Hi Subscriber,
Paul graham wrote in How to Make Wealth about his company Viaweb [1], which ultimately sold to Yahoo for approximately $49,000,000:
Use difficulty as a guide not just in selecting the overall aim of your company, but also at decision points along the way. At Viaweb one of our rules of thumb was run upstairs. Suppose you are a little, nimble guy being chased by a big, fat, bully. You open a door and find yourself in a staircase. Do you go up or down? I say up. The bully can probably run downstairs as fast as you can. Going upstairs his bulk will be more of a disadvantage. Running upstairs is hard for you but even harder for him...What this meant in practice was that we deliberately sought hard problems. If there were two features we could add to our software, both equally valuable in proportion to their difficulty, we'd always take the harder one. Not just because it was more valuable, but because it was harder. We delighted in forcing bigger, slower competitors to follow us over difficult ground....And I'd be delighted, because something that was hard for us would be impossible for our competitors.
I touched on this idea previously, in High Hanging Fruit, but let's explore the idea further:
When I was in the gallery business, we had a similar philosophy to Viaweb. We never had it easy, because our physical location was such that nobody could find us "by chance." Upon first thought, it seems that a low-traffic location would be a liability for an art gallery. But it turns out, the "bad" location was really an asset because we had to, by necessity, "run upstairs."
Here's what that meant in practice: We learned what works in advertising and what doesn't. We perfected phone follow-up systems. We took detailed notes about each customers' likes and dislikes...and we used those notes to match them to artwork...even if the match came years later [2]. We loaded up vans full of art and drove to clients' homes for in home sales. We developed computer systems to streamline all these processes. We hired a professional photographer to teach us how to properly photograph artworks and then invested in the equipment to do it ourselves. We Fedexed photos all over the country. We invested in a great website and kept it up to date every single day. We learned what works and what doesn't in email marketing, shows, direct mail, and events. We took sales courses and got really great at selling. We treated our customer list as our biggest asset and invested huge amounts of time and money nurturing real relationships with those customers. We became friends with them. I'm still friends with some of those people. This is what all the Internet gurus tell you to do now, but back then, we figured it out on our own. [3]
Since I had never previously been in the gallery business, I had no conception of what was "normal". So to me, everything we were doing was normal.
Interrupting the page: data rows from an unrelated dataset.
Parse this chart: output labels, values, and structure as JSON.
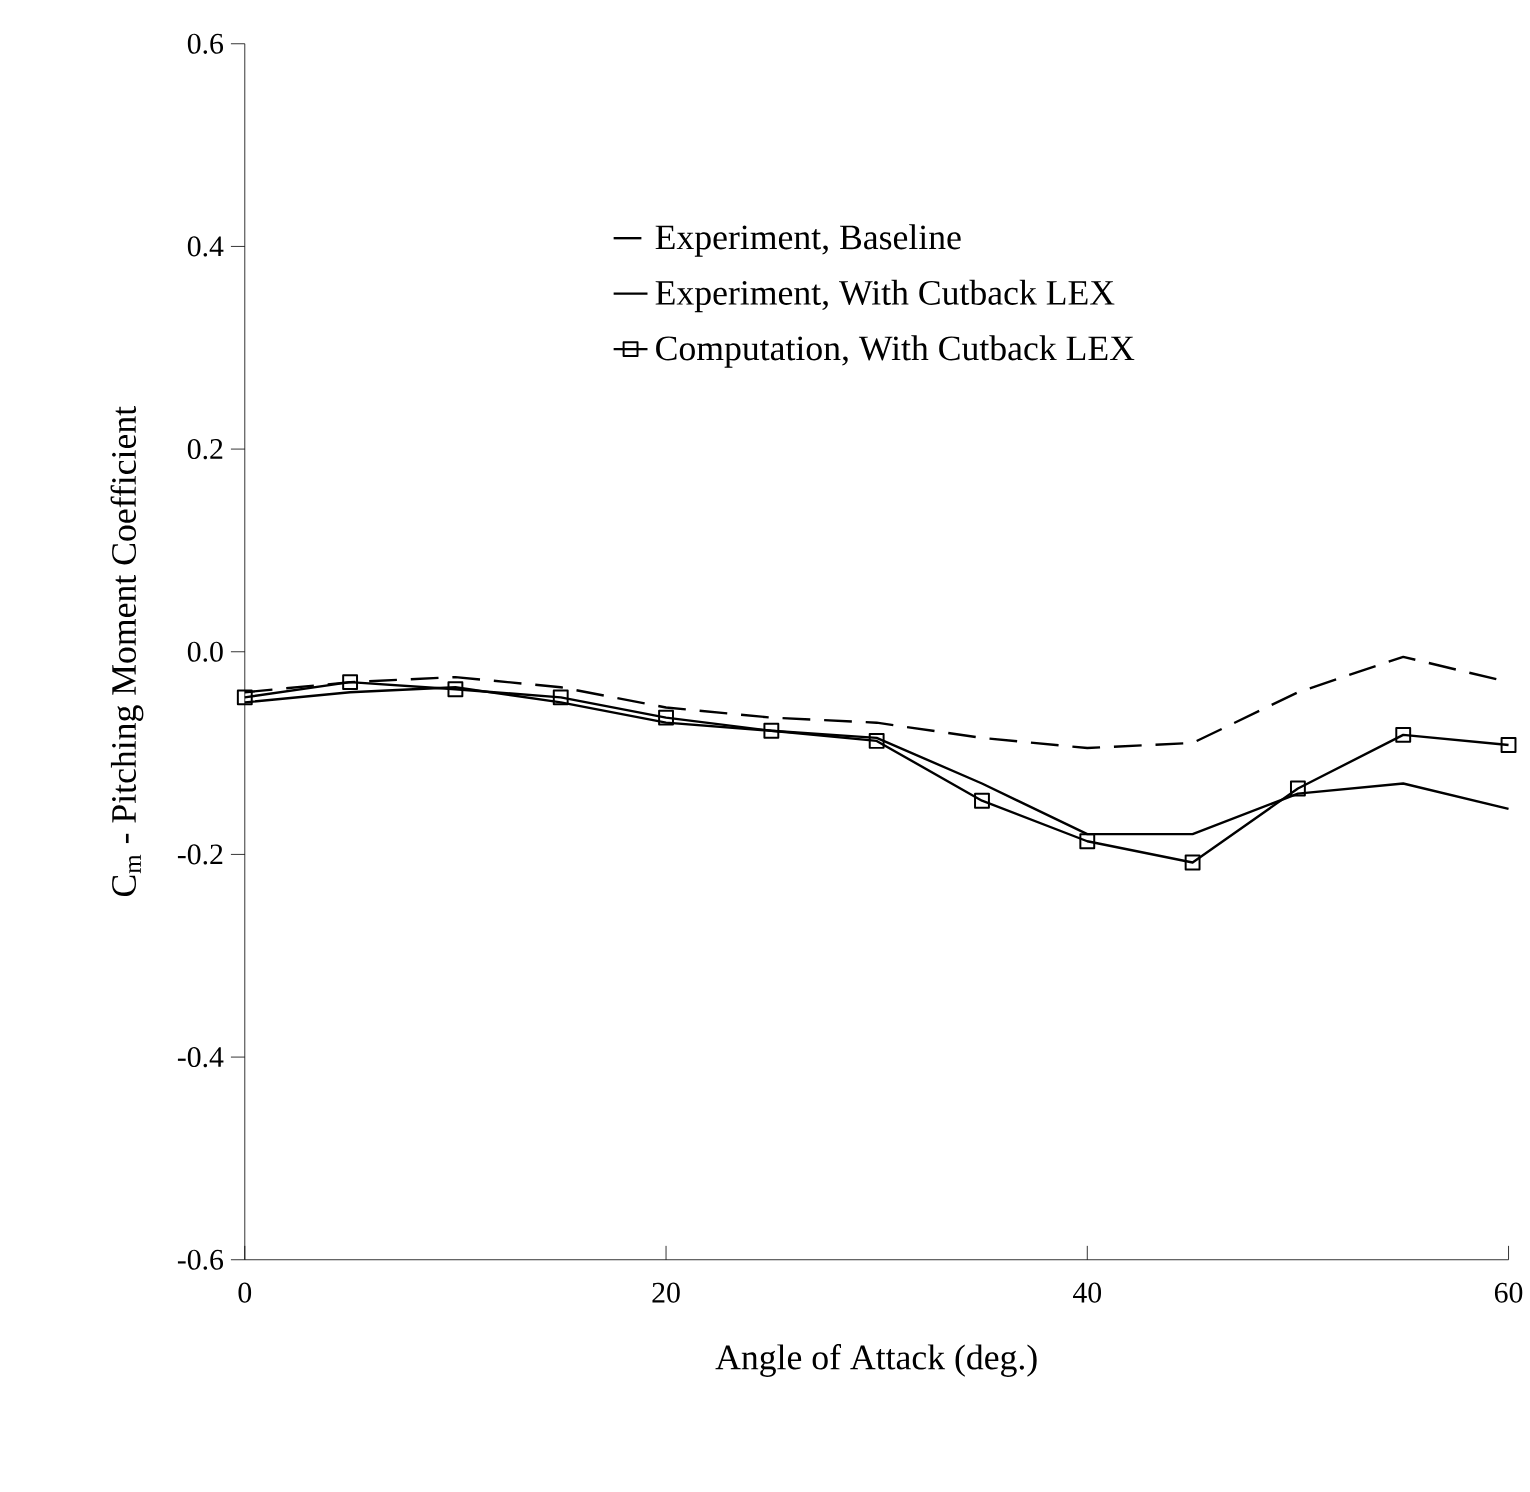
{
  "chart_data": {
    "type": "line",
    "xlabel": "Angle of Attack (deg.)",
    "ylabel": "C$_{m}$ - Pitching Moment Coefficient",
    "x": [
      0,
      5,
      10,
      15,
      20,
      25,
      30,
      35,
      40,
      45,
      50,
      55,
      60
    ],
    "series": [
      {
        "name": "Experiment, Baseline",
        "color": "#000000",
        "line_style": "dashed",
        "marker": "none",
        "values": [
          -0.04,
          -0.03,
          -0.025,
          -0.035,
          -0.055,
          -0.065,
          -0.07,
          -0.085,
          -0.095,
          -0.09,
          -0.04,
          -0.005,
          -0.03
        ]
      },
      {
        "name": "Experiment, With Cutback LEX",
        "color": "#000000",
        "line_style": "solid",
        "marker": "none",
        "values": [
          -0.05,
          -0.04,
          -0.035,
          -0.05,
          -0.07,
          -0.078,
          -0.085,
          -0.13,
          -0.18,
          -0.18,
          -0.14,
          -0.13,
          -0.155
        ]
      },
      {
        "name": "Computation, With Cutback LEX",
        "color": "#000000",
        "line_style": "solid",
        "marker": "square",
        "values": [
          -0.045,
          -0.03,
          -0.037,
          -0.045,
          -0.065,
          -0.078,
          -0.088,
          -0.147,
          -0.187,
          -0.208,
          -0.135,
          -0.082,
          -0.092
        ]
      }
    ],
    "xlim": [
      0,
      60
    ],
    "ylim": [
      -0.6,
      0.6
    ],
    "xticks": [
      0,
      20,
      40,
      60
    ],
    "yticks": [
      -0.6,
      -0.4,
      -0.2,
      {
        "value": 0,
        "label": "0.0"
      },
      0.2,
      0.4,
      0.6
    ],
    "legend": "top"
  }
}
And I really didn't understand that we were "running upstairs" until one day, we hired an experienced salesperson who had cut her teeth at galleries in Scottsdale, Santa Fe, and Laguna Beach, all big art resort towns. She had sold very well in those towns and I was extremely excited to have landed a salesperson who had worked for the "big guys".
But, a couple of months went by and she had made virtually zero sales and started constantly complaining about our lack of walk in traffic. Eventually, she complained that you just couldn't sell much art in San Antonio.
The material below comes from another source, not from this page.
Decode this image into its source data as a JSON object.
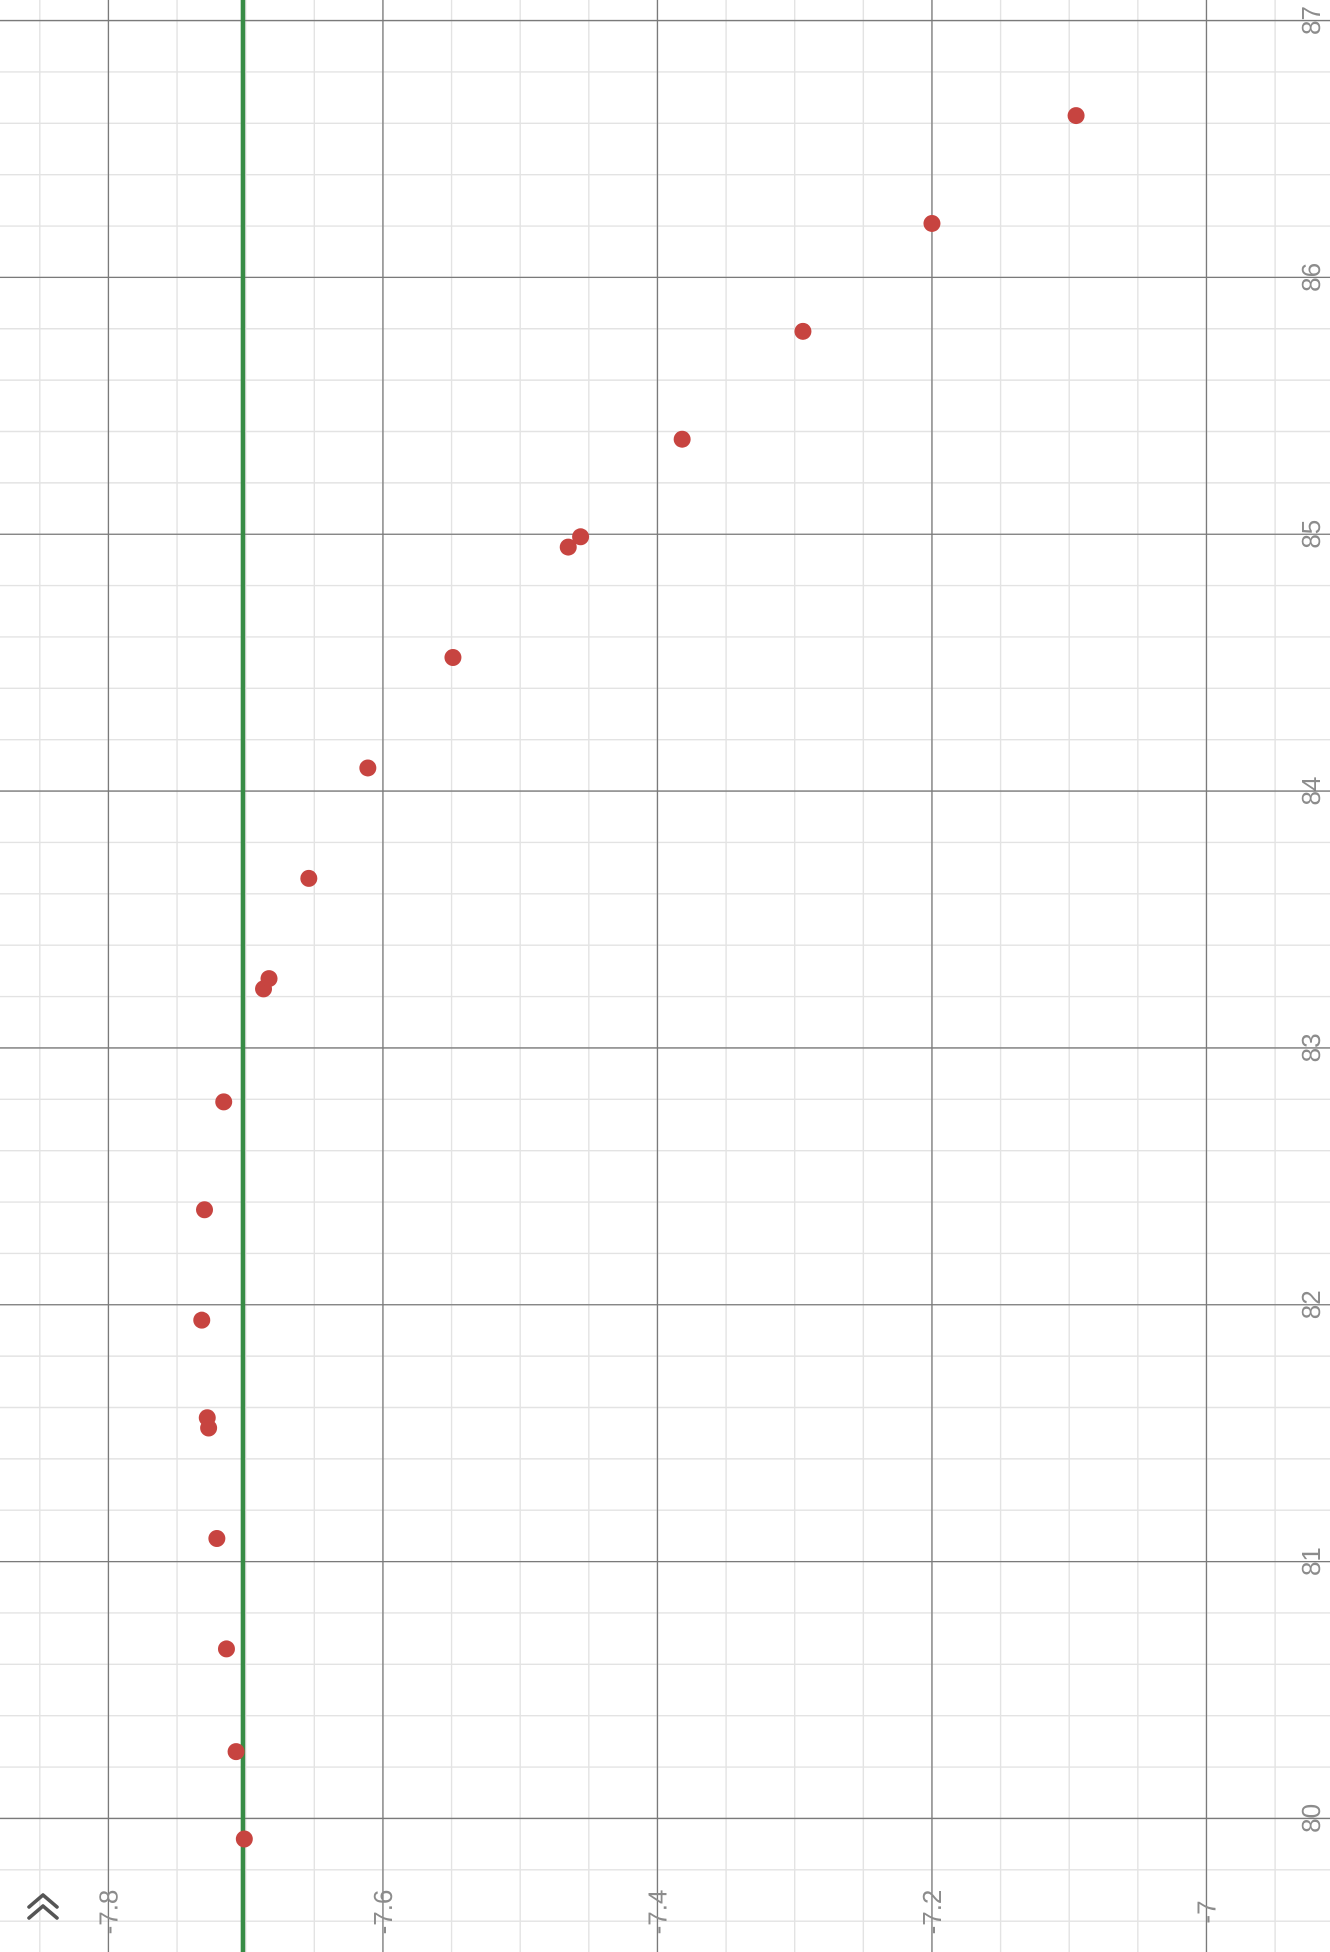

But that had to be a false statement. All the rest of us were selling at breakneck speeds and we were in San Antonio. So, I tried to teach her our system of "running upstairs". But "that's so much work!" she complained.
She just didn't want to work that hard, so, after a couple more months, she moved on.
The reality is, I didn't want to work that hard either. But when you're running a business, you want to give yourself every advantage possible and build every asset that you possibly can.
If you don't want to work hard on the marketing side, then make it a hobby.
I've heard lately that many galleries have shut their doors. I've also heard that my former gallery is still plugging along, selling art and growing.[4] It doesn't surprise me.
The galleries who have shut their doors likely didn't build the difficult but valuable assets by running upstairs during the good times. Like the salesperson we hired, they didn't want to work that hard. They never learned to "run upstairs" and now, when they most need to be able to run upstairs, they're too out of shape.
Like Paul Graham said in the quote above about seeking and solving hard problems, "And I'd be delighted, because something that was hard for us would be impossible for our competitors."
Deliberately "running upstairs" forces you to build valuable assets that you can take with you anywhere and utilize to thrive in any economy.
For most artists, there is no other way, at least until you are very far into your career. By choosing to be a professional artist, you have chosen to "run upstairs".
If you realize that, you can thrive. Those who truly run upstairs take command of their future and insist on finding a way to succeed.
Those who don't tend to blame circumstances and bad luck when things don't work out.
I'm still "running upstairs" and, for those of you who are with me...I'll see you at the top!
Remember, Sharing Art Enriches Life.